Showers overnight and more coming today. We have fog right now which isn't surprising since the ground is still cold and the air is saturated. Tomorrow should be cloudy but dry so I might try to clean up some more outside. I didn't sweep the patio but I did uncover the clematis. I don't know if it survived yet. We'll see if anything sprouts. I have seeds to start set out: peppers, perpetual spinach, and malabar spinach to start with.

The argument over sales taxes and internet merchants is heating up again. Amazon, of course, has become the poster demon for the issue. And, given the fiscal conditions in most states, every state wants to tap that revenue. It can be a complicated issue. In my state, only the state levies a sales tax and reciprocal agreements with nearby states if residents make large purchases in those states. But in one of those states residents pay city, county and state sales taxes.
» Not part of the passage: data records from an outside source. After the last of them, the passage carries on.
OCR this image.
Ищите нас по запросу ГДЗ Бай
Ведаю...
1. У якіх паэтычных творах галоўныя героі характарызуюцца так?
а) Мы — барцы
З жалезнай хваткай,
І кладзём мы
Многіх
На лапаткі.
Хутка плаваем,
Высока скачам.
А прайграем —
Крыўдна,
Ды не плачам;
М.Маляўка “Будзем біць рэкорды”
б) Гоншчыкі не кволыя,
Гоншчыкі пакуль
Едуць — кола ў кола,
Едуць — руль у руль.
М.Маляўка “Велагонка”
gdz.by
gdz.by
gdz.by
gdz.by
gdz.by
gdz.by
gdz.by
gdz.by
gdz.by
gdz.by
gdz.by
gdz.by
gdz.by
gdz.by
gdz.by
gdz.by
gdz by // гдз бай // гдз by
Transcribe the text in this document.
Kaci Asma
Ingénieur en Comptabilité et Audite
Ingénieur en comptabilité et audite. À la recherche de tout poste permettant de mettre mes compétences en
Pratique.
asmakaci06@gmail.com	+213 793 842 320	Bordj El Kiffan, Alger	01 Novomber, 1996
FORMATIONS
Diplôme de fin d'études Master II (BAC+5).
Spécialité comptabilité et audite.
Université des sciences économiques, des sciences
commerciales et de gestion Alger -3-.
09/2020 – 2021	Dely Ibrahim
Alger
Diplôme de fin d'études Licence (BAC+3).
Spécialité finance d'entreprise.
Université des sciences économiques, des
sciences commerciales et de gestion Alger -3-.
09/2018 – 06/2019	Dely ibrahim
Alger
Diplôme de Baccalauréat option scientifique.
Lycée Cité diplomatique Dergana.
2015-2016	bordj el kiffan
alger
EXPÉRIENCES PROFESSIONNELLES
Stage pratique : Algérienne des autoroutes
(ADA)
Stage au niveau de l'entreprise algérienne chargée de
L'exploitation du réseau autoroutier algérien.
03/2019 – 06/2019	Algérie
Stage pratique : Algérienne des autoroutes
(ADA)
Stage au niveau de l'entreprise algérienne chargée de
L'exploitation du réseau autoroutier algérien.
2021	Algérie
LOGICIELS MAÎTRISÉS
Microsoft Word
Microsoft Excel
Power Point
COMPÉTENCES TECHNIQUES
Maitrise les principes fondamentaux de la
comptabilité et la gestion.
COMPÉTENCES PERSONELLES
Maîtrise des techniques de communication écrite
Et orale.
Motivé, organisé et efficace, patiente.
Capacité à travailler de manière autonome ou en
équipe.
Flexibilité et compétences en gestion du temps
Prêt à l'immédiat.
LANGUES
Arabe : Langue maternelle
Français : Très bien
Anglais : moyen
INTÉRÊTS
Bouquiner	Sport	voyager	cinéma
I can see Amazon and other on-line retailers being hit up by cities and counties for sales tax revenues if the states are allowed to do so. Consumers would pay the sales tax but also increased costs for their merchandise as Amazon would have to spend more on the infrastructure to comply: computer capacity, programers, people to track any changes in tax levels in any jurisdiction, record keeping for all jurisdictions, and whatever else I haven't thought of. Yeah, brick-and-mortar retailers have to do some of that but for only the local taxing entities not for 50 states, gods know how many counties and cities.

This could be interesting.

I have seen stories about cities experiencing "ransom-ware" attacks. This is from Atlanta six days and counting from the attack. Evidently the city IT systems were audited last summer and warned of significant vulnerabilities. They were addressing identified problems as they could. Given the strains all government budgets are under these days I wonder where the money is coming from. IT systems and services are not cheap.

This is interesting for its implications. For some months now I have been reading articles examining the possibility of a "guaranteed basic income." The discussion started in Europe and has come over here. Yesterday I read an article on a contrary possibility: a "guaranteed job." Both have one big problem: they rely on government funding which is precarious at best. We don't just overestimate the short term effects of technology while underestimating the long term effects we also overestimate the benefits while underestimating the disruptions. How often have we been told that automation and AI would produce as many jobs as are destroyed and that only the drudge jobs would be eliminated while more "creative" jobs would be created. Both contentions are problematic.